We are HUMANS for some reasons; reasons or qualities, characteristics that you and I, or any other human being exhibits.
Then, there are sub categories of humans – Americans, Australians, Englishmen, Russians and list goes big, very big. Somehow, INDIANS have a very distinctive place for their existence. Indians, the so-called civilized people, the followers of cultural moral values, or Indians, who are struggling to get their esteem and who do what no other creatures even think. This is our civilization, this is how we are developing, and this is how we are sophisticating. Indians – on a verge of coming out as a super power.
There are only two subcategories of humans. Good and Bad. I am not GOD, nor a messenger of God, nor a politician “democratically” chosen by people, nor a media person who brings what brings the best to him, nor a police officer who is as good as handicapped. I am an Indian looking to find a category for myself. Where should I fall? Schools taught me that I come from a great country, which was once the home to, Lord Shiva, Lord Vishnu, and The Buddha. Where once Guru Nanak had spread his good thoughts once and wrote Guru Granth Sahib. Schools taught me to be proud of being an Indian.

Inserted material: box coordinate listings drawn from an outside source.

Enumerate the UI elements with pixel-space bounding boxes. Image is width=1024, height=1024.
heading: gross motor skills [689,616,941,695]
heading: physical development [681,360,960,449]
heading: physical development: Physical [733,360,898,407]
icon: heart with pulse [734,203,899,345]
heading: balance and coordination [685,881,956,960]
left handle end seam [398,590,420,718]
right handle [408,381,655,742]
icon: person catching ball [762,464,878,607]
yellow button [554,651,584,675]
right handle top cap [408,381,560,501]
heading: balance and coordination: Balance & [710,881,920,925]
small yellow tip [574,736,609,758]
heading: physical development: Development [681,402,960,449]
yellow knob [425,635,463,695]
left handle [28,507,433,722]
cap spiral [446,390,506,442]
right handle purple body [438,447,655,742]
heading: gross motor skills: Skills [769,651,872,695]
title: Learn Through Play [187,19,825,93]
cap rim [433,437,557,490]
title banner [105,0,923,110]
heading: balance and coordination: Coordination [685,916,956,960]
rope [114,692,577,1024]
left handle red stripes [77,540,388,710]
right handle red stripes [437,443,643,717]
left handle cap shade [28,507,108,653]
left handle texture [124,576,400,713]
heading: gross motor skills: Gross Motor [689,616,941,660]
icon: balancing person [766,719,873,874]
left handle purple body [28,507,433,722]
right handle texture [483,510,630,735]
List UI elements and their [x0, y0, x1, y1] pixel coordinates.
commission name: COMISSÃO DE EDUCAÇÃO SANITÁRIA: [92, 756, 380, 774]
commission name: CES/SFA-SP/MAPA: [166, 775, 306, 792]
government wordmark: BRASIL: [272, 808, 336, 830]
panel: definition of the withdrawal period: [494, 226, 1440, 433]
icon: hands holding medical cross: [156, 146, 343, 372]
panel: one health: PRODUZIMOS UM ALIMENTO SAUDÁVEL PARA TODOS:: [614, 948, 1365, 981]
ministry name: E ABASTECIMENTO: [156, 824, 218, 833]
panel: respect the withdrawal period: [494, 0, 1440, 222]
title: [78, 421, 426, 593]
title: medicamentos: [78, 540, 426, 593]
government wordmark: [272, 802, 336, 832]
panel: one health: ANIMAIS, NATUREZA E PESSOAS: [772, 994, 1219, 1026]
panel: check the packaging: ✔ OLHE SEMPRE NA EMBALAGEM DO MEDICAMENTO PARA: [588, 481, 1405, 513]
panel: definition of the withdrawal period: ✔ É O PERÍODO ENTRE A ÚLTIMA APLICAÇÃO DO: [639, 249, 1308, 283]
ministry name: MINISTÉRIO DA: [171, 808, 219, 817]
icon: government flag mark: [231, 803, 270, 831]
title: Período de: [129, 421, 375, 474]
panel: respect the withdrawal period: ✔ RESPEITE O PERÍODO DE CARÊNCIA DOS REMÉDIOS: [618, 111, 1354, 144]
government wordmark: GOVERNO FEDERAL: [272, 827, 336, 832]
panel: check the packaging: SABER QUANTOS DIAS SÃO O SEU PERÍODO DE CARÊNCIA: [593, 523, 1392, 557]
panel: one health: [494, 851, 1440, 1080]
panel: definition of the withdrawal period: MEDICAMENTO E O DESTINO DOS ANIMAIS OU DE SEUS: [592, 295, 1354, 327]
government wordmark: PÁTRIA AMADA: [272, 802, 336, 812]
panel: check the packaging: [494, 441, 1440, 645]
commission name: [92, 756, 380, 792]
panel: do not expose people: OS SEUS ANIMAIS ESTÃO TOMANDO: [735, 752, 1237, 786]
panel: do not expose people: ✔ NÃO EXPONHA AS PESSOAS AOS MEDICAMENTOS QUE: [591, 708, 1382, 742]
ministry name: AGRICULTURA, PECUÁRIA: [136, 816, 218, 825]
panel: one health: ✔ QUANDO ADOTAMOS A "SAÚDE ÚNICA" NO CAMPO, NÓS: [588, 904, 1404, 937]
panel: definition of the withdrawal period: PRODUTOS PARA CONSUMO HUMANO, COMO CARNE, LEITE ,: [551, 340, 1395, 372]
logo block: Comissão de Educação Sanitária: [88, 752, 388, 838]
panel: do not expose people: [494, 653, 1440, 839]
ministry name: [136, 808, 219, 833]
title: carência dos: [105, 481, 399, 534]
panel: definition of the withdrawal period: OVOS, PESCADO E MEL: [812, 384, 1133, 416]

I am an Indian and I am ashamed of it. I am an Indian and I find myself in Bad side. I am an Indian and I am Nobody. I am an Indian looking for a place for my existence. Oh, I exist when Tendulkar hits a six, I even exist when Modi comes to stage, I exist when Shahrukh or Salman dance for me but I see myself nowhere when a girl is raped. I cry for religious bias but I find myself nowhere when I tease a girl in front of me. I do not want to show any backing if someone in me tries to help the girl. I am a developing, democratic and ashamed Indian. But when I look myself in the mirror, I see nobody.
Though, our GDP will grow 7.5%, still are we literally touching those heights? I believe that I do not deserve the appreciation of this growth; I do not deserve to be in humans if I am making lakhs in market and decline to help someone disrespected and dishonored in front of my eyes.
I am who is watching and I am who is raping. I cross all the lines of brutality and inhumaneness. History repeated itself and a distressing and poignant act of cruelty repeated itself. I heard a roar raised when Nirbhaya of Delhi lost her life but watching clearly I found nothing else but bunches of pests were roaring. Pests who never gave a shit about any Nirbhaya again, even if they watched her being teased.
For those thousands of girls, I cry, when I hear and I try when I get the chance. What happened in Rohtak again proved that we still need lessons. I never understand that how many cases like that will come for us as teachings. When the Indian will wake up? When the stain of “not-good-for-girls” will sweep from my India?
I should start acting now, I should raise my voice now, and I should respect the girls now, because I am nobody if I act like nobody. I should know that the wisest of all – Raavana from Ramayana met his end only because of a thought of disrespecting a woman. Then why I, who is so religious, and who is so pious, fail to recall the scriptures when it comes to a girl.
I am not here with a message or a request, but I am here with a concern of the future. What exactly will be the future, as the time is passing, I am showing a face, which is not good to even spit on.